Sometimes prolix, always lucid, the essays are hard-headed, sober, nuanced. Parliamentary Socialism glints with verbal wit. The problem I find with his writing is between the lines: a presence evoked, but absent. Ralph Miliband writes as if socialism -- as theory, principles, values, programme -- is just ideally there: an always available reference, a benchmark against which the real movement falls short, and culpably. It doesn't matter what you think the real movement is. The Labour right and the Labour left, the Communist Party, the small sects, and the international analogues and affiliates of all of these are weighed in the balance, and found wanting.
In the end, of course, they all were found wanting, but that's not the point here. The point is that their inadequacies would have been better weighed in a more relevant balance: of what they set out to do and what was possible for them to do. Ralph Miliband's criticisms of the Labour Party never give full measure to its real achievements, often different from what it promised and all the more solid and lasting for that.
All his political life, Ralph Miliband found himself caught between two recognitions. One was that the Labour Party will never (if it has any sense, and it does) adopt what most socialists would deign to call a socialist programme. The other is that no group whose selling point is that it is more socialist than the Labour Party will ever get anywhere.

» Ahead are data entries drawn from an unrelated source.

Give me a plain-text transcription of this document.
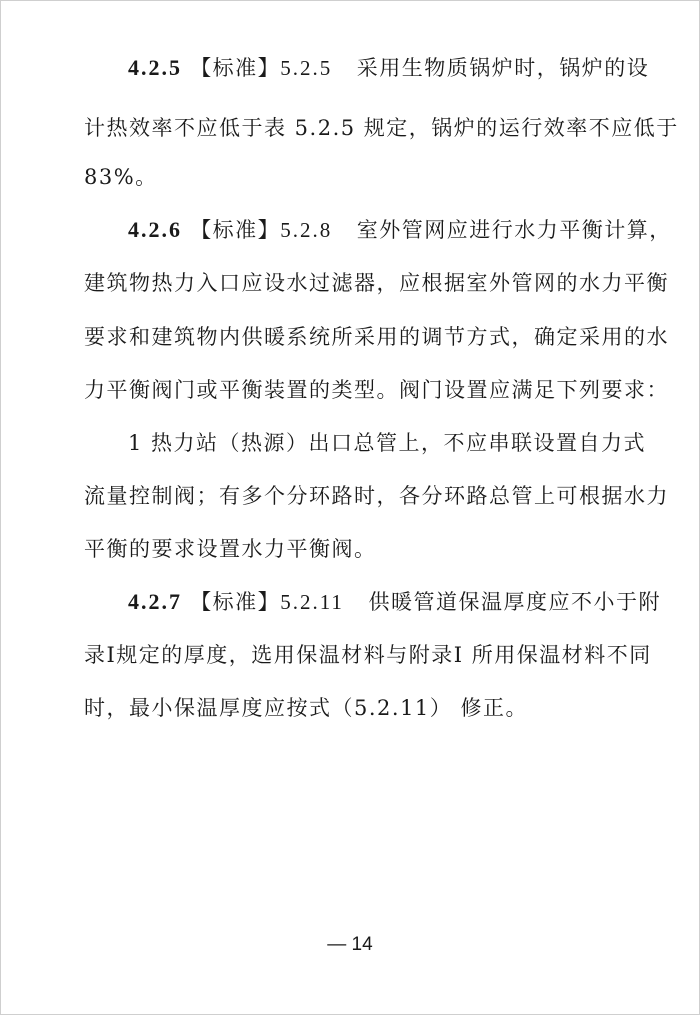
4.2.5 【标准】5.2.5 采用生物质锅炉时，锅炉的设
计热效率不应低于表 5.2.5 规定，锅炉的运行效率不应低于
83%。
4.2.6 【标准】5.2.8 室外管网应进行水力平衡计算，
建筑物热力入口应设水过滤器，应根据室外管网的水力平衡
要求和建筑物内供暖系统所采用的调节方式，确定采用的水
力平衡阀门或平衡装置的类型。阀门设置应满足下列要求：
1 热力站（热源）出口总管上，不应串联设置自力式
流量控制阀；有多个分环路时，各分环路总管上可根据水力
平衡的要求设置水力平衡阀。
4.2.7 【标准】5.2.11 供暖管道保温厚度应不小于附
录Ⅰ规定的厚度，选用保温材料与附录Ⅰ 所用保温材料不同
时，最小保温厚度应按式（5.2.11） 修正。
— 14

Its vote will be derisory; or, if it isn't, it'll become a personal vehicle (e.g. Respect, with all due respect and salutes to indefatigability) or it'll fall apart (e.g. the Socialist Alliance); or (e.g. the SSP) it'll become a personal vehicle then fall apart. There are electorally more successful parties (the Greens, the SNP, Plaid Cymru and Sinn Fein) whose pitch is in many respects to the left of Labour, but none whose pitch is that they are more socialist than Labour.
The Labour Party will never be socialist, and no socialist group outside it will ever win mass support. Ralph Miliband's response to this dilemma was to craft ever more elegant and eloquent expressions of it. There are some problems with that approach to politics.
Perhaps it was recognition of them that set Ed Miliband on a path that diverged so far from his father's. I doubt he drifted or strayed. His political thinking must, at least at first, have developed in continuous, conscious contention with Ralph Miliband's. And unlike that of his brother David, it wasn't drowned in New Labour. This makes the possibility of a Miliband premiership very interesting indeed. If his party wins next month, Britain will, for the first time since Harold Wilson [*], have elected a Labour Prime Minister with a capacity for original thought.
[*] Thatcher and Brown had minds of their own too, but she wasn't Labour and he (as a Prime Minister) wasn't elected.